La verità dell’imam: "Sono ragazzi soli, i nostri fedeli e il sogno di diventare operai"

Izzedin Elzir sta facendo da ponte con i familiari delle vittime "Vengono in Italia dopo aver speso tanti soldi, non chiedono garanzie ma solo la speranza di conquistare un pezzo di pane".

La verità dell’imam: "Sono ragazzi soli, i nostri fedeli e il sogno di diventare operai"

La verità dell’imam: "Sono ragazzi soli, i nostri fedeli e il sogno di diventare operai"

di Pietro Mecarozzi

Il suo telefono squilla senza sosta da due giorni. Sono madri, mogli e figli delle vittime. Cercano una spiegazione, un perché a questa tragedia, chiedono informazioni sulle procedure da seguire per riportare il corpo dei propri cari in terra natia. E Izzedin Elzir, l’imam di Firenze, risponde a tutti, pesa le parole, li conforta, piange insieme a loro.

Elzir, la tragedia di via Mariti ha scosso profondamente anche la comunità islamica. Cosa state cercando di fare in un momento così difficile?

"Le famiglie sono sconvolte da quanto è successo: noi come comunità cerchiamo di fare da ponte dall’Italia al Marocco, o alla Tunisia. Preghiamo ogni giorno per quegli operai che non ce l’hanno fatta e stiamo tentando anche di raccogliere dei fondi per dare un contributo alle spese per il trasferimento delle salme. Stiamo facendo il massimo".

Tanti giovani e meno giovani si presentano alla moschea con storie molto simili a quelle delle vittime. Può dirci di più?

"Si tratta di ragazzi soli in una grande città, con le famiglie a centinaia se non migliaia di chilometri di distanza. Dormono in locali dismessi, e vengono da noi in cerca di un supporto morale o di un aiuto economico. Spesso scelgono di partire verso il Sud Italia con la speranza di trovare un nuovo lavoro, possibilmente in nero. Pensavano di trovare il paradiso quando sono partiti, ma scontano la durezza di una realtà spietata".

Si spieghi meglio.

"Negli ultimi due anni sono aumentati vertiginosamente i nostri fedeli che hanno scelto di diventare operai edili. Non chiedono garanzie o tutele, vogliono solo lavorare per garantirsi un pezzo di pane. Arrivano qui dopo tanti sacrificio, viaggi estenuanti e l’alternativa al cantiere è la strada o la criminalità. Per loro è una specie di ultima spiaggia".
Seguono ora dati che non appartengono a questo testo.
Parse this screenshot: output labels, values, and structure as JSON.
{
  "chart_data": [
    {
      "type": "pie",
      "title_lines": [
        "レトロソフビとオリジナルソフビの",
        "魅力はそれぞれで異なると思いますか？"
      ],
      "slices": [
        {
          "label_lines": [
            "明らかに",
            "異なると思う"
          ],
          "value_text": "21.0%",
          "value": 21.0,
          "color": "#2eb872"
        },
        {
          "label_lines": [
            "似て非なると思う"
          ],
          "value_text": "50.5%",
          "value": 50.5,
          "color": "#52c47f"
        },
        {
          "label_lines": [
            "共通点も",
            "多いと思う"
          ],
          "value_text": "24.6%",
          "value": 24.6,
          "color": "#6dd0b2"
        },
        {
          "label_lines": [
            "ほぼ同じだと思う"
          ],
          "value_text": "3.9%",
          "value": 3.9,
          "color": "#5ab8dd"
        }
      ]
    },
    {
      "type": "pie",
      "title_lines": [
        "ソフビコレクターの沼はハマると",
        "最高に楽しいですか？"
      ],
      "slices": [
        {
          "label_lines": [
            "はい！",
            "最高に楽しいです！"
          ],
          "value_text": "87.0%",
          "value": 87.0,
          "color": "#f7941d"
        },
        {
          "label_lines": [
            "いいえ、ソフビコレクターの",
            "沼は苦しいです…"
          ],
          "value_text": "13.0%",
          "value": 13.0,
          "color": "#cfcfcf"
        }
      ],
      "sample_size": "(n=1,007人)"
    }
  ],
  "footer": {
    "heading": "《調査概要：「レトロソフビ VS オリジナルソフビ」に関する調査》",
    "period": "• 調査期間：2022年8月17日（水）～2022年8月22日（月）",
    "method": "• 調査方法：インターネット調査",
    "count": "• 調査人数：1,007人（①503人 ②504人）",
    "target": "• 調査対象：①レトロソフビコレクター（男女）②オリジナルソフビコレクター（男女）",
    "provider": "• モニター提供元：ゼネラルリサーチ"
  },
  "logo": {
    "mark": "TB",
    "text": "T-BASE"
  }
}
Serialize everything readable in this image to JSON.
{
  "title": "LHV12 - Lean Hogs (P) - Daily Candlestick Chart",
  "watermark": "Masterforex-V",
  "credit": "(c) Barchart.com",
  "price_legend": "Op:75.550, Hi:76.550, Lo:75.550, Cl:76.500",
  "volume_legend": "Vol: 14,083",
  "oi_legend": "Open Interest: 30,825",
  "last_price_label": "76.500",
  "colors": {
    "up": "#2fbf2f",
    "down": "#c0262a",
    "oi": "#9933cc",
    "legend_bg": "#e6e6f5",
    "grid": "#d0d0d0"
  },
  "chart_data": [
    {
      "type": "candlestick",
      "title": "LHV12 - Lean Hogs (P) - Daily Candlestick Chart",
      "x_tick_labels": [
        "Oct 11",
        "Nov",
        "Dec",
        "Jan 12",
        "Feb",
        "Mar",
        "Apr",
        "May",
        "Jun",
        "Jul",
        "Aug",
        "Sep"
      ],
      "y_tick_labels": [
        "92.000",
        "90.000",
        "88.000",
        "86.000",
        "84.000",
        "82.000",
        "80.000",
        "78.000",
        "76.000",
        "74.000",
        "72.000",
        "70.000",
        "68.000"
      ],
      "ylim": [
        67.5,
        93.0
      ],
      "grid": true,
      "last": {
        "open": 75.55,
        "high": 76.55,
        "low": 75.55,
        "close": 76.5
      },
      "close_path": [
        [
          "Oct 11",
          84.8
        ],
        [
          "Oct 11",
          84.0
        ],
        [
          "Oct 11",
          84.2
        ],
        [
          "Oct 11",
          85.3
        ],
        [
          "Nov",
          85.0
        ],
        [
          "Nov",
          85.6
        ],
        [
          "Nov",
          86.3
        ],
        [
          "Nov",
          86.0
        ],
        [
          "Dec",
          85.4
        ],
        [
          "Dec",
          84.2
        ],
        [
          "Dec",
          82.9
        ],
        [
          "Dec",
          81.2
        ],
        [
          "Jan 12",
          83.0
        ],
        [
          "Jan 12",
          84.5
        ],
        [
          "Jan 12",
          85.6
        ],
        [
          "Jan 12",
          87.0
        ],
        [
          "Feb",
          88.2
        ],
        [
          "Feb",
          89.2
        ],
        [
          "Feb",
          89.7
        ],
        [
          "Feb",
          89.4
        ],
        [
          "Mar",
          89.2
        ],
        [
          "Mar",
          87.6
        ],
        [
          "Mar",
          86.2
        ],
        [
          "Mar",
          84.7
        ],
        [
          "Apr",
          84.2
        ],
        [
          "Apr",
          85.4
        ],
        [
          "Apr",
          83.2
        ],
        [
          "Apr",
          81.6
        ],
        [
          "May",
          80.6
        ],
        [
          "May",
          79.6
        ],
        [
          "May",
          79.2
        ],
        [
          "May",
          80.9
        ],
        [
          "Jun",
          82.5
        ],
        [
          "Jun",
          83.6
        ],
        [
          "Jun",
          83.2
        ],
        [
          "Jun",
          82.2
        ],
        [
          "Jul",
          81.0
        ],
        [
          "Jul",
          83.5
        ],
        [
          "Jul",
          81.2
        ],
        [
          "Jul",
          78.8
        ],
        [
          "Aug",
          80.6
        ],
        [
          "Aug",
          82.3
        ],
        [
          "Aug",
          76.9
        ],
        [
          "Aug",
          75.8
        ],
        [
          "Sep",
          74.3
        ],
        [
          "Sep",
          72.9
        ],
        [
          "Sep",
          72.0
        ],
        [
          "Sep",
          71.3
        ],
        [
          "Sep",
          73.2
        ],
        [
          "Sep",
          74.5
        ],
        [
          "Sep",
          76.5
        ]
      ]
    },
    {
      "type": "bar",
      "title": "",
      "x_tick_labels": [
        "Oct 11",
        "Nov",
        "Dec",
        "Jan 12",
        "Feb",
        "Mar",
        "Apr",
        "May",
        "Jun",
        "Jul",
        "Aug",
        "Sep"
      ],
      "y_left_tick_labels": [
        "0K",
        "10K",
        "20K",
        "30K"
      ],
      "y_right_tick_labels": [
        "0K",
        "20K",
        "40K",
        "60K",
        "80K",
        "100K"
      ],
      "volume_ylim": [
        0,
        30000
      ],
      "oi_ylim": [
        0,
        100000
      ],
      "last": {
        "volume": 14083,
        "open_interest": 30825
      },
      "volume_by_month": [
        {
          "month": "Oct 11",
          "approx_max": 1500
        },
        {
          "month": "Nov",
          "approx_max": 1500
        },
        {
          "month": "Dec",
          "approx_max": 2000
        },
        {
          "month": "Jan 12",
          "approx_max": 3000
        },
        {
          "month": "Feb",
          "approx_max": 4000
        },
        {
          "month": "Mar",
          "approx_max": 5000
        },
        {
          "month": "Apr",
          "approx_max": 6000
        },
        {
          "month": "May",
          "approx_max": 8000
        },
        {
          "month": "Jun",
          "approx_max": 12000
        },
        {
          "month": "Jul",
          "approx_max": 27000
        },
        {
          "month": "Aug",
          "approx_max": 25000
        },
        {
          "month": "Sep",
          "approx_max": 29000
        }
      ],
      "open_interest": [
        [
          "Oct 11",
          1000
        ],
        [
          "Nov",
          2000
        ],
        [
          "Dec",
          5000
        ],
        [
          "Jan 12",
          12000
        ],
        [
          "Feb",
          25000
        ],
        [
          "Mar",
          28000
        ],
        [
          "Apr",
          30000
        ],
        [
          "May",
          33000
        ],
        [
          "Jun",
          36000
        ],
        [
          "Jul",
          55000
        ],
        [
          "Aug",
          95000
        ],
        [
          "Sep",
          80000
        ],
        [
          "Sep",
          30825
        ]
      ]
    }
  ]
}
Gli operai morti avevano delle famiglie da mantenere. Cosa succede adesso?

"Chi sceglie di venire in Italia deve sostenere delle spese molto importanti. Le famiglie si indebitano e senza un’entrata fissa le loro condizioni si aggravano. Il dolore che stanno affrontando non si può spiegare, e in più adesso si trovano di fronte a un futuro incerto e problematico".

Cosa si può fare secondo lei per garantire maggiori tutele a queste persone?

"Serve un intervento strutturale a livello nazionale. Ma anche snellire i processi per accedere ai documenti: chi risulta irregolare sul territorio si affaccerà sempre a un mondo che non offre sostegno o protezione, mettendo così a rischio la propria vita. In questo modo perdiamo tutti: gli operai, le loro famiglie e la società".